The "civilized" characters in the novel are often weak or sickly. Hindley's grief is excessive, which at the time was a trait associated with women. Meanwhile, Heathcliff's own desire for revenge has made him almost coldblooded—he feels no sympathy for Hindley's loss and actually delights in his pain.
Catherine remains in touch with the Lintons. When she's with them she acts like proper lady. But when with Heathcliff, she acts just as she used to.
Catherine now bridges the gap between civilization and nature...
One day when Hindley is out, Heathcliff doesn't go to the fields and instead plans to spend the day with Catherine. But Catherine admits that she's invited Edgar and Isabella to come visit. Heathcliff comments on how much time Catherine has been spending with the Lintons, she retorts that it's because he, Heathcliff, is dull and dumb. Edgar arrives just then, alone. Heathcliff storms out.
...but it isn't possible to span this gap for long without causing some sort of conflict. And Catherine chooses civilization and class over her natural connection to Heathcliff. Edgar's arrival without Isabella signals that there is a romance between him and Catherine.

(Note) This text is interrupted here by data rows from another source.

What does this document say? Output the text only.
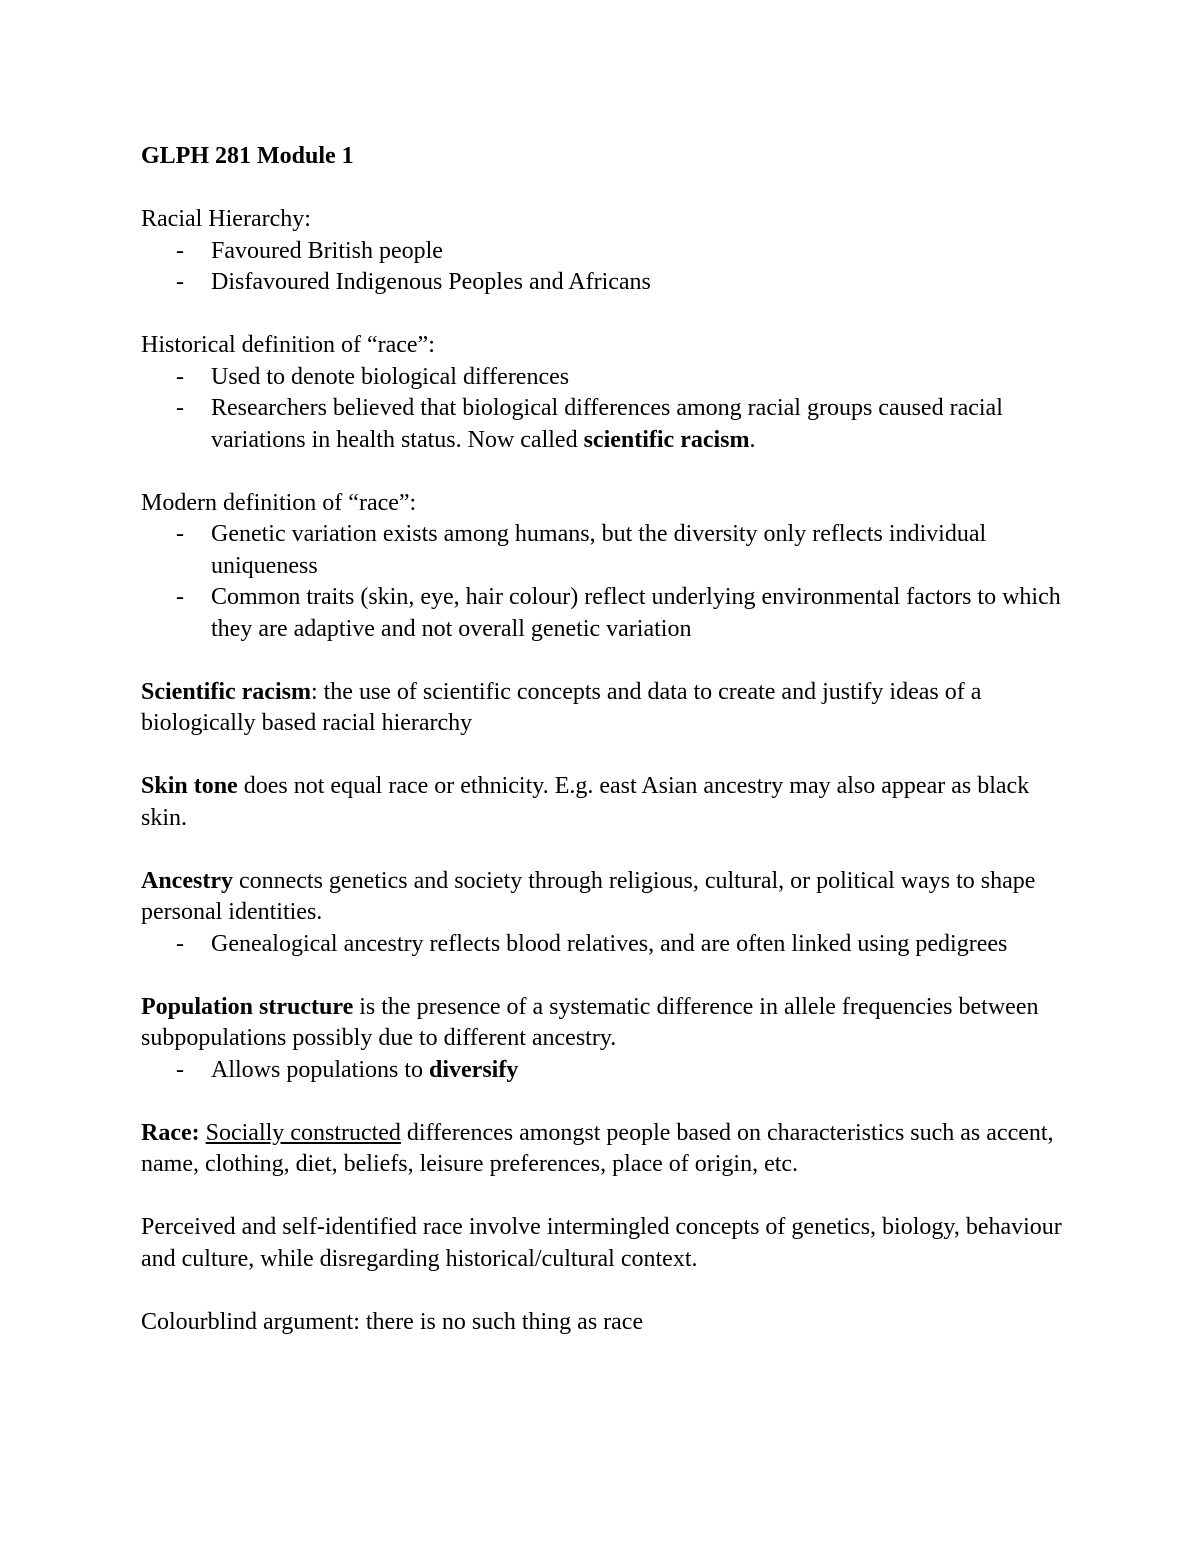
GLPH 281 Module 1

Racial Hierarchy:

- Favoured British people
- Disfavoured Indigenous Peoples and Africans

Historical definition of “race”:

- Used to denote biological differences
- Researchers believed that biological differences among racial groups caused racial variations in health status. Now called scientific racism.

Modern definition of “race”:

- Genetic variation exists among humans, but the diversity only reflects individual uniqueness
- Common traits (skin, eye, hair colour) reflect underlying environmental factors to which they are adaptive and not overall genetic variation

Scientific racism: the use of scientific concepts and data to create and justify ideas of a biologically based racial hierarchy

Skin tone does not equal race or ethnicity. E.g. east Asian ancestry may also appear as black skin.

Ancestry connects genetics and society through religious, cultural, or political ways to shape personal identities.

- Genealogical ancestry reflects blood relatives, and are often linked using pedigrees

Population structure is the presence of a systematic difference in allele frequencies between subpopulations possibly due to different ancestry.

- Allows populations to diversify

Race: Socially constructed differences amongst people based on characteristics such as accent, name, clothing, diet, beliefs, leisure preferences, place of origin, etc.

Perceived and self-identified race involve intermingled concepts of genetics, biology, behaviour and culture, while disregarding historical/cultural context.

Colourblind argument: there is no such thing as race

Catherine then tells Nelly to leave the room, since she wants to be alone with Edgar. Nelly refuses—Hindley had told her to chaperone Catherine. Furious, Catherine slaps and pinches Nelly, and even shakes the crying Hareton. Edgar tries to step in, but Catherine boxes his ears. Shocked and defeated by Catherine's wild behavior, Edgar rushes from the house. But as he leaves he catches a glimpse of Catherine, and captured by her beauty, he returns.

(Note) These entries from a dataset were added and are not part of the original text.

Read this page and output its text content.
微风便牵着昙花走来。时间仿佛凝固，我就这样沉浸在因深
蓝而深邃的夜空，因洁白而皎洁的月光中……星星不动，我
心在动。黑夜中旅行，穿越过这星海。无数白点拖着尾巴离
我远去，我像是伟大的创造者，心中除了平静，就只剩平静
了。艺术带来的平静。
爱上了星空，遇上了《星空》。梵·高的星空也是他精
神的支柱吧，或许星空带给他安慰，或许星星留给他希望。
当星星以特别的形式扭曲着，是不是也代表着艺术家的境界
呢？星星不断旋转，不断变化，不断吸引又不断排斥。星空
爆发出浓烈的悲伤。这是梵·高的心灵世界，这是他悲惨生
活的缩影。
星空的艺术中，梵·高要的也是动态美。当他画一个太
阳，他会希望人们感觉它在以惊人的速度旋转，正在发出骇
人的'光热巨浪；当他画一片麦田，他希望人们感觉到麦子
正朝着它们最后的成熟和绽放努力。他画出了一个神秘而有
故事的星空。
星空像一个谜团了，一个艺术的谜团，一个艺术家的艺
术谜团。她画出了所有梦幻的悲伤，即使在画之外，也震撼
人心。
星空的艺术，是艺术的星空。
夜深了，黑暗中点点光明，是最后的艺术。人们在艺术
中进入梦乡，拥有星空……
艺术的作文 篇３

Yet it becomes clear right away that the civilized Edgar can't possibly stand up to the Catherine's fierce, natural passions. In fact, when they are together it is Catherine who takes on the stereotypical male role of power, and Edgar who accepts the more stereotypically passive role of a woman.
Nelly leaves Catherine and Edgar alone. When she does later enter to warn them that Hindley has come home, drunk and angry as usual, she has the sense that they have professed their love for each other.
It is interesting that Edgar must make his declarations of love quietly, in private. It's hard to imagine Heathcliff doing the same.